RELINQUISHING TOO MUCH? But some Catholics and Protestants are concerned that the church door is open to further inroads by homosexual activists.

William Donohue, president of Catholic League for Religious and Civil Rights in New York, hopes that a bishop elsewhere will file a lawsuit to send the message that "you cannot compromise religious principles for political purposes."

Local religious organizations are not the only ones targeted under the ordinance. City supervisors also are requiring parent organizations to provide the same benefits for employees outside of San Francisco. United Airlines, told that a $90 million lease agreement would be withheld, agreed to comply nationwide within two years for all 86,000 employees.

James Hitchcock, a Catholic history professor at Saint Louis University, says, "This agreement can set a very dangerous precedent" if it allows churches to be used as a conduit for public funding of charities. "What sort of controls will the government impose, and how much will the churches resist?"

State Sen. Tim Leslie (R-Sacramento) believes the ordinance is political extortion. "It makes you wonder, if the church isn't willing to stand up to this, who will?"

'CUTTING EDGE LEGISLATION': San Francisco is the first major city to pass such "cutting-edge legislation," says openly homosexual City Supervisor Leslie Katz, the measure's coauthor.
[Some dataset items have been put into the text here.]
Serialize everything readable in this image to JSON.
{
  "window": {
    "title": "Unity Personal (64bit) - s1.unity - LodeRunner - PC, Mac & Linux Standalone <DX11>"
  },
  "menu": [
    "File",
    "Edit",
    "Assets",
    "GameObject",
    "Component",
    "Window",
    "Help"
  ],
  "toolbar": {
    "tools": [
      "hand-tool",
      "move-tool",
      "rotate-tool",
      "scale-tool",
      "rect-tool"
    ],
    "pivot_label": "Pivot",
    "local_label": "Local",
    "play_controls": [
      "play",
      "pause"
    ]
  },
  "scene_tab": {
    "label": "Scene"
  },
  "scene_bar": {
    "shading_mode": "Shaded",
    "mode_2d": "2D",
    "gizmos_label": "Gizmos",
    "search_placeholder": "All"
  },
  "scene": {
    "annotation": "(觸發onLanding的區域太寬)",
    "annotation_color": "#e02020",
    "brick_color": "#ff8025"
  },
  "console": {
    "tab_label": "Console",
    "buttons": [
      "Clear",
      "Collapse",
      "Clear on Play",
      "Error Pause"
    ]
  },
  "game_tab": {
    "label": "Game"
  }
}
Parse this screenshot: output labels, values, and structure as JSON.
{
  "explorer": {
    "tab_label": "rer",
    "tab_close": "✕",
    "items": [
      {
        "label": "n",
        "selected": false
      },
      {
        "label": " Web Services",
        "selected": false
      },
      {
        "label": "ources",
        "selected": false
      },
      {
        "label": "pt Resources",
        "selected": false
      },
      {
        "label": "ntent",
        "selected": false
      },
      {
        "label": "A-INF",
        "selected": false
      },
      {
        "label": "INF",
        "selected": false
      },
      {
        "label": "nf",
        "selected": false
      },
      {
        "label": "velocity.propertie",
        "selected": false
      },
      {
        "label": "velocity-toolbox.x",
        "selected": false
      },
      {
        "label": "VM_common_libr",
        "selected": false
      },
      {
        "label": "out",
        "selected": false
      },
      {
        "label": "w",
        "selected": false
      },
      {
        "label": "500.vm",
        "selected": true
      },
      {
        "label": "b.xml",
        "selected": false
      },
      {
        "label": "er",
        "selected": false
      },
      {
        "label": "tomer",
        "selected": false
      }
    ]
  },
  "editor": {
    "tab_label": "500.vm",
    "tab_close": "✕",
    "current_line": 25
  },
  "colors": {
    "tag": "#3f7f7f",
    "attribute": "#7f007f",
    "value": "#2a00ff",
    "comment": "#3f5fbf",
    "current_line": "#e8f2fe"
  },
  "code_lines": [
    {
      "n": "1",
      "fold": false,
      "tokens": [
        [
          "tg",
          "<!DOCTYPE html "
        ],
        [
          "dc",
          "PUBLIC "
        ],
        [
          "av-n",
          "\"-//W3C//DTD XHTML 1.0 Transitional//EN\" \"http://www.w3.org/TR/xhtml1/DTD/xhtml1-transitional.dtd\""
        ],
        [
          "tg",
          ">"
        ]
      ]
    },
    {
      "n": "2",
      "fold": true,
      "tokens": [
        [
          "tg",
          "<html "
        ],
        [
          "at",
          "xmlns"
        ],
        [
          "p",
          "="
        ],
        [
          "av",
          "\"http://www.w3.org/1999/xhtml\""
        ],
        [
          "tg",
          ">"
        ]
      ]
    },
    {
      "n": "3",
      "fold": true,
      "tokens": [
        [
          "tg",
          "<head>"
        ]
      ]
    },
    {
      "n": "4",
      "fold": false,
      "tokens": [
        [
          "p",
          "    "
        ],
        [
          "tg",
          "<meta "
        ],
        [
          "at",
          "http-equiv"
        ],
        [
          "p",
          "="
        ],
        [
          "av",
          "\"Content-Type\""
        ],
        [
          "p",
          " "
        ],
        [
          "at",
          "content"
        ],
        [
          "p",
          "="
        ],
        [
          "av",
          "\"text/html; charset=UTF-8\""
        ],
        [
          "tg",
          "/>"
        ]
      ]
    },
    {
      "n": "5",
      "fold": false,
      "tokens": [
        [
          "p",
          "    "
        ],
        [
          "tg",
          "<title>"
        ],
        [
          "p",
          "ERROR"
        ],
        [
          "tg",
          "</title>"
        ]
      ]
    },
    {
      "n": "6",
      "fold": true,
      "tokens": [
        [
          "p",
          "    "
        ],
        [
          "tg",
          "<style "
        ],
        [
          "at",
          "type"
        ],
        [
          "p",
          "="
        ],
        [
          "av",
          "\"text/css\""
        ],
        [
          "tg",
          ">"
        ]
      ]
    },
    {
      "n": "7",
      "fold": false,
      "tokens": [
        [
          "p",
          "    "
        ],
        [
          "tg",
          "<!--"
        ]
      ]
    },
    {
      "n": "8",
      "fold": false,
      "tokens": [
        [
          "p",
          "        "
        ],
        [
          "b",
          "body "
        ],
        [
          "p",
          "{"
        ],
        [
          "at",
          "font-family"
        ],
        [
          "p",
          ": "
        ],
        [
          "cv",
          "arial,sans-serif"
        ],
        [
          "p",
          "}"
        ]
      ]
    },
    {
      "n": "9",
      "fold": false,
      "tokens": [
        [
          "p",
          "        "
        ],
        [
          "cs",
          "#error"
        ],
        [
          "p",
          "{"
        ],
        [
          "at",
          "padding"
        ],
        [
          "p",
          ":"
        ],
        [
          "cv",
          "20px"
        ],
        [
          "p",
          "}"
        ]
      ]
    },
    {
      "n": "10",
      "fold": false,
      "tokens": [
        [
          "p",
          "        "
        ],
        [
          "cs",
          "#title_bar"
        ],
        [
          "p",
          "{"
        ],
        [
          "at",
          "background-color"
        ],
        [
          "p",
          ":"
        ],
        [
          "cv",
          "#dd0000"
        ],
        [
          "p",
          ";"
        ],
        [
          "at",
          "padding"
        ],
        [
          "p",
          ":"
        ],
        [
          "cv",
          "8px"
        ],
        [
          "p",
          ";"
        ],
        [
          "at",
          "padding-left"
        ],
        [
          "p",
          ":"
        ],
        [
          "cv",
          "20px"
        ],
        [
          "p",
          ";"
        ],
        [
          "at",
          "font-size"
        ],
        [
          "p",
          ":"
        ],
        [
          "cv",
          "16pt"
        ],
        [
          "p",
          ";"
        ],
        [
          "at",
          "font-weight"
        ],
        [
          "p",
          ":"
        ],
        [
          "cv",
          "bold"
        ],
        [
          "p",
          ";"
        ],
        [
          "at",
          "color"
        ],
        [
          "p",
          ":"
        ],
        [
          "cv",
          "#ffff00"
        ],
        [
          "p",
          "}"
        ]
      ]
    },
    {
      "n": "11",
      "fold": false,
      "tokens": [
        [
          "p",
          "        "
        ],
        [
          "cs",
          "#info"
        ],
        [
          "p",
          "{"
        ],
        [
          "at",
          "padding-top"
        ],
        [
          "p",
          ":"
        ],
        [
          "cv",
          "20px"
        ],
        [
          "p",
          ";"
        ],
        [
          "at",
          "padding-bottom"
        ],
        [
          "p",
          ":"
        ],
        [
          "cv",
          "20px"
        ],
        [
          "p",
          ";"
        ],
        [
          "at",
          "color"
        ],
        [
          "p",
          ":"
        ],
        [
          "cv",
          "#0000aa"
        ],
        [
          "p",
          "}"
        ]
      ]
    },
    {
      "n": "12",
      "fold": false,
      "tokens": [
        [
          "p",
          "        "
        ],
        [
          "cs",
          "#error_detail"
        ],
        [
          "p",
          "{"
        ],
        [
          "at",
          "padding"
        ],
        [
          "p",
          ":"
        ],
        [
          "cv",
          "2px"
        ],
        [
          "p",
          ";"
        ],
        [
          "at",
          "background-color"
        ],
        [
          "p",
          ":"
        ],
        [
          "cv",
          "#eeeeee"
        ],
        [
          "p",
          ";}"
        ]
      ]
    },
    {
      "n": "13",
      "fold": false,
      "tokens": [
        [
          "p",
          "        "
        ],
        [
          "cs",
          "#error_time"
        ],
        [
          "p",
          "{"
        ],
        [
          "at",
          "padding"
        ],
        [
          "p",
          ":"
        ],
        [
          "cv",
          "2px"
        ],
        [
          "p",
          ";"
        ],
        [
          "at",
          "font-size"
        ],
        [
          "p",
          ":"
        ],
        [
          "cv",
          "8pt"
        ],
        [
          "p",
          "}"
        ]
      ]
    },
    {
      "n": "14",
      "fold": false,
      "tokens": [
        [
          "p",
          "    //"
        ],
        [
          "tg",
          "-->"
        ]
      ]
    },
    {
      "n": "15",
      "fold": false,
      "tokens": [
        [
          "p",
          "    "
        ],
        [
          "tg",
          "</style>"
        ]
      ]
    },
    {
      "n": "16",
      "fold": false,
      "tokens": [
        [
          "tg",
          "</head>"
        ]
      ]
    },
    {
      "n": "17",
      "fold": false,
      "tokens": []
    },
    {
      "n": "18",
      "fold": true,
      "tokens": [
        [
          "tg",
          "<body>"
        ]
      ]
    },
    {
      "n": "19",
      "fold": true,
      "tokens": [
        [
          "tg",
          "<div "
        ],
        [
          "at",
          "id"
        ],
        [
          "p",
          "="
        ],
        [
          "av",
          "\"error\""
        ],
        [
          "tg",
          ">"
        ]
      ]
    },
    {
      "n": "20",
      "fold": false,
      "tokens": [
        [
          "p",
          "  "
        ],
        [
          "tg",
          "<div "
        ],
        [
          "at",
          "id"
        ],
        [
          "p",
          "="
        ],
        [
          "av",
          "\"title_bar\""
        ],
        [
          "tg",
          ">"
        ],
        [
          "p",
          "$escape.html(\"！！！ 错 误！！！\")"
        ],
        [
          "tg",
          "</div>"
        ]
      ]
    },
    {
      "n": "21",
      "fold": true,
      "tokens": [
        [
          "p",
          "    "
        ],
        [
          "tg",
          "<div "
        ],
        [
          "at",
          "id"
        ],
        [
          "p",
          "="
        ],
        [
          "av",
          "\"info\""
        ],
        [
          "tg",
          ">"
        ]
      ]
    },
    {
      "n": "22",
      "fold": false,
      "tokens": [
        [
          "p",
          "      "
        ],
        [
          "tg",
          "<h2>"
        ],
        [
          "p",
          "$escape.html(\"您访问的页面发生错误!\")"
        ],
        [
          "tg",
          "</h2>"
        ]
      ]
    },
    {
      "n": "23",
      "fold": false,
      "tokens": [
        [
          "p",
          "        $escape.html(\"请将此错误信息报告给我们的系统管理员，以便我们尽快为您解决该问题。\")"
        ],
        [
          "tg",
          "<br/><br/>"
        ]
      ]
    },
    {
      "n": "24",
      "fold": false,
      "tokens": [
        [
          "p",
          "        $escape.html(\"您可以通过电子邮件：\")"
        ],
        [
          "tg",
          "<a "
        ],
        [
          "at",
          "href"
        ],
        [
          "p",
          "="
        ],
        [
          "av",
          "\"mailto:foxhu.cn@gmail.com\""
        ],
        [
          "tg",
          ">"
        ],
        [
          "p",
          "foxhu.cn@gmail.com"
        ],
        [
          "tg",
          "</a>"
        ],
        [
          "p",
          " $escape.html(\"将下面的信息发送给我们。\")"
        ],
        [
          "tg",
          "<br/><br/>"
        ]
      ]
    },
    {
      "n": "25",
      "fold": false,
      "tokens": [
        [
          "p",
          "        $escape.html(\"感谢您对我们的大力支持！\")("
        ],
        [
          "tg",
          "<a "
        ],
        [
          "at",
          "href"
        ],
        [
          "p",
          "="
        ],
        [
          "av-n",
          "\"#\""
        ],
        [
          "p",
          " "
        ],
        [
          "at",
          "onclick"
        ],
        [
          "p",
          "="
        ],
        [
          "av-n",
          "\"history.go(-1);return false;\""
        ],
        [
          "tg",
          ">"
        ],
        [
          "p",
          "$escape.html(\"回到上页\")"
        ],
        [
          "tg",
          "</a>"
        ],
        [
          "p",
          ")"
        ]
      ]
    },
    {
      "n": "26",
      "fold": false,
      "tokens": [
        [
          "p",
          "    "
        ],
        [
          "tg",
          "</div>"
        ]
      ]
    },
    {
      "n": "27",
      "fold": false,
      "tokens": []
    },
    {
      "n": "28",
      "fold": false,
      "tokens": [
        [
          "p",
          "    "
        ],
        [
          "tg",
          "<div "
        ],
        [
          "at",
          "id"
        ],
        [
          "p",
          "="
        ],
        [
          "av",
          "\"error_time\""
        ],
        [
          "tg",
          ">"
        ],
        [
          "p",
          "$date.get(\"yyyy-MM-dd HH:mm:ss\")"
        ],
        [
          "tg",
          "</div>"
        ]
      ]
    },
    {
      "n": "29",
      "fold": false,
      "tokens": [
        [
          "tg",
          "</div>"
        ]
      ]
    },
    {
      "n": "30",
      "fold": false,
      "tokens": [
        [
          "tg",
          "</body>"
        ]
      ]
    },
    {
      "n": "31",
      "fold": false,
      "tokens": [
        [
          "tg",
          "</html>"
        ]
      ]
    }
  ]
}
Supervisor Barbara Kaufman says she hopes such "groundbreaking legislation" is "replicated throughout the country."

Publisher Peter LaBarbera, whose Lambda Report monitors the homosexual movement, says homosexuals view the reaction of the diocese as a capitulation. "For years we have heard of the call for tolerance, yet when they are in power, forced acceptance is the game," LaBarbera says.

This issue is destined to reach the halls of the U.S. Congress. "The homosexual activists in San Francisco know full well that they, in terms of redefining the family, are attempting to be the tail that wags the dog of the entire country," says Robert Knight, a policy analyst for Family Research Council in Washington, D.C. Once official recognition is received, the moral argument disappears, he says. "Then it's just a matter of accommodating by degrees."